America is not unique in having desolate shopping malls, but the sheer number of underperforming, closed, and abandoned malls should give cause for alarm, including Century III Mall near Pittsburgh, Pennsylvania.

First appearing en mass in the middle of the 20th century, enclosed malls helped define development patterns in the United States for over six decades with sprawling suburban tracts taking root over dense cities. Land was plentiful and cheap, luring not only residents but commercial developers who saw potential with indoor malls surrounded by acres of free parking. The airy and stylish centers offered air-conditioned comfort and amenities that were not found in downtowns that were increasingly seen as downtrodden and outdated. For decades, these malls were refreshed, rebranded, rebuilt, and replaced at a furious pace, with nearly every metropolitan area ringed with one or more malls, killing off retailing in the center city.

These malls were expensive to operate and featured a lot of non-leasable space. Concourses were typically tall, which expended energy to cool and heat, and wide, of which the center had low-rent tenants, such as Piercing Pagodas, new automobile displays, and Bath Fitter bathtubs.

But something happened towards the beginning of the 21st century—indoor malls became unfashionable. Construction of new enclosed centers slowed as outdoor shopping centers and downtown revitalization began to take root across America. Many outdoor malls were patterned after their indoor companions with a traditional layout, consisting of the same mix of mid-range stores and anchors, while others were more elaborate and included shops, apartments and condominiums, offices, and entertainment venues and bars.

These new centers had no concourses to cool and heat and fewer low-rent tenants. They often incorporated elaborate landscaping and water features and boasted high sales per square feet. In more urban areas, parking garages replaced parking lots, which led to more developable space.

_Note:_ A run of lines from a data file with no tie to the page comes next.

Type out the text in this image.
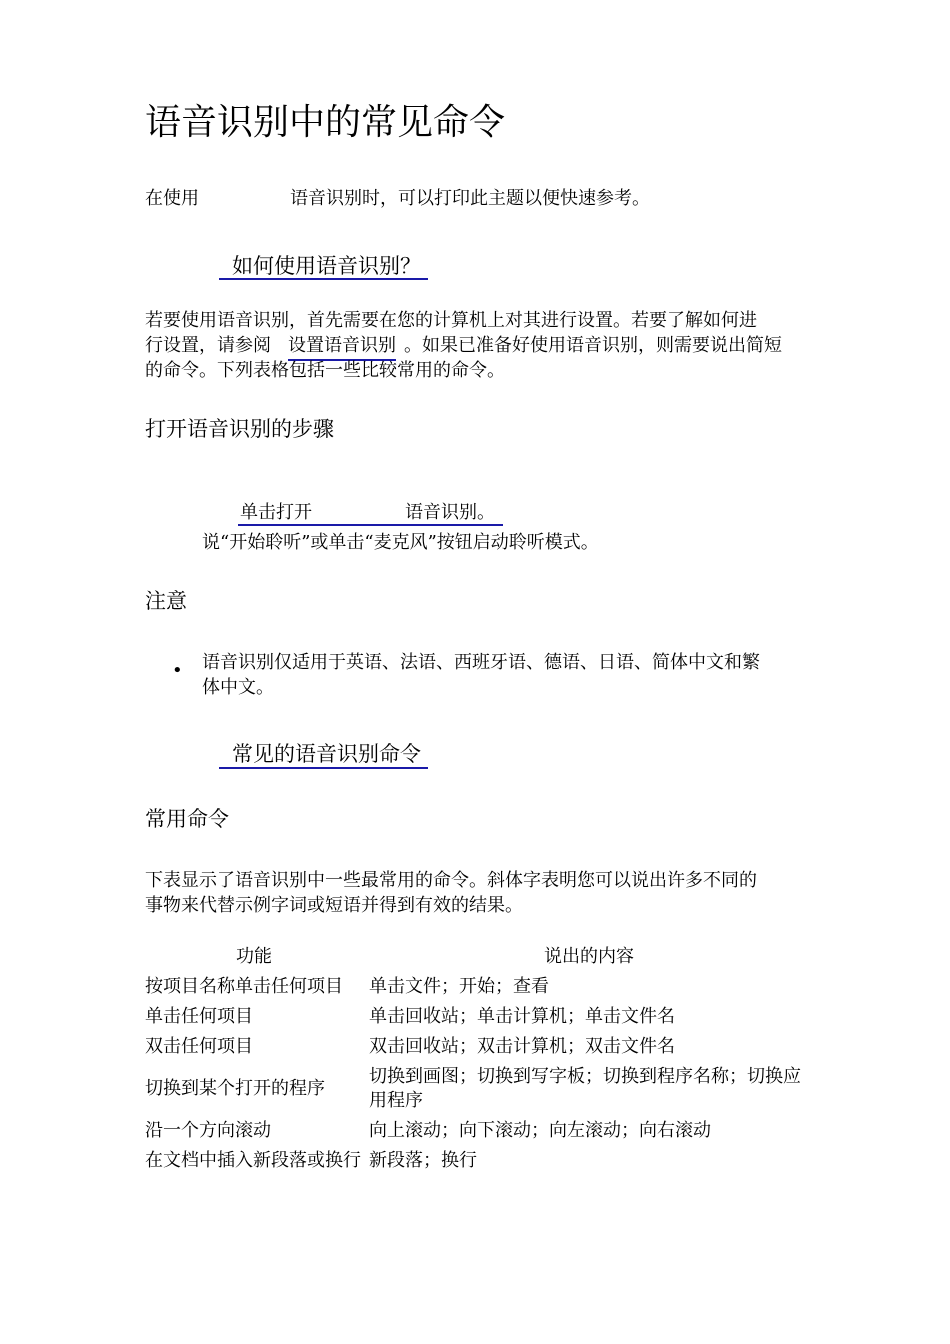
语音识别中的常见命令
在使用	语音识别时，可以打印此主题以便快速参考。
如何使用语音识别？
若要使用语音识别，首先需要在您的计算机上对其进行设置。若要了解如何进
行设置，请参阅 设置语音识别 。如果已准备好使用语音识别，则需要说出简短
的命令。下列表格包括一些比较常用的命令。
打开语音识别的步骤
单击打开	语音识别。
说“开始聆听”或单击“麦克风”按钮启动聆听模式。
注意
• 语音识别仅适用于英语、法语、西班牙语、德语、日语、简体中文和繁
体中文。
常见的语音识别命令
常用命令
下表显示了语音识别中一些最常用的命令。斜体字表明您可以说出许多不同的
事物来代替示例字词或短语并得到有效的结果。
功能	说出的内容
按项目名称单击任何项目	单击文件；开始；查看
单击任何项目	单击回收站；单击计算机；单击文件名
双击任何项目	双击回收站；双击计算机；双击文件名
切换到某个打开的程序	切换到画图；切换到写字板；切换到程序名称；切换应用程序
沿一个方向滚动	向上滚动；向下滚动；向左滚动；向右滚动
在文档中插入新段落或换行	新段落；换行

The retail landscape also changed since the heyday of indoor shopping centers. Malls once depended upon former bellwethers such as Sears, Montgomery Ward, Service Merchandise, and Best, but many of those chains have either disappeared by declaring bankruptcy or merging with a more profitable company, or are heading towards that path. Other once-prominent retailers, like Macy’s and Barnes & Noble, are closing stores at a rapid rate, being replaced by boutique stores and internet retail, among a variety of other reasons. These big-box stores are being left empty with few alternatives to fill the void.

The rise of the city center has also had a profound impact on shopping. Independent retailers and chains have taken hold in many urban areas that were once barren of shopping for decades, lured in by 18-to-35-year-olds that have repopulated neighborhoods once forgotten and left behind for suburbia. What was once concentrated to the largest cities in America, like New York and San Fransisco has spread to areas in the rust-belt and sun-belt, like Cincinnati, Detroit, Pittsburgh, Charlotte, and Birmingham.


These factors have all played into the demise of Century III Mall.

One of the original department stores, Horne’s was acquired by Federated Department Stores, becoming a part of the Lazarus division and then Kauffman’s. The store eventually became a Kauffman’s Furniture Gallery and then Macy’s Furniture Gallery when the Kauffman’s name was retired by Federated.

The Kauffman’s department store, a local chain, became a Macy’s for the same reason, a move that was much resented.

Gimbels, another original anchor, closed in 1986 due to the chain’s slow decline. It was replaced by a succession of chains, including T.J. Maxx, Marshall’s, Wickes Furniture, Steve & Barry’s, and Dick’s Sporting Goods. Of those, Steve & Barry’s was closed due to bankruptcy; others, like T.J. Maxx and Marshall’s, closed due to underperformance.

Sears was the last department store to open at Century III and the latest anchor to flee Century III. What was once one of the nation’s most prominent and successful chains has become a farce and under-performer in nearly every measurable aspect and is on its way to eventual liquidation.

Without successful, stable anchors, the concourse becomes highly dependent on its inline retailers, which began shuttering stores in the early 21st century. Most stores were never replaced or were replaced with non-traditional stores.

New mixed-use developments opened closer to downtown, including The Waterfront in Homestead and in South Side Works in the trendy South Side Flats neighborhood. Some of the new developments were purposefully built anchorless, depending more upon its residences to drive retailing, dining, and entertainment options, while others only included one anchor as to not be dependent on a rapidly changing retail landscape.

More recently, Century III was sold to Moonbeam Capital Investments for a mere $10.5 million. What happens to the increasingly ailing mall remains to be seen.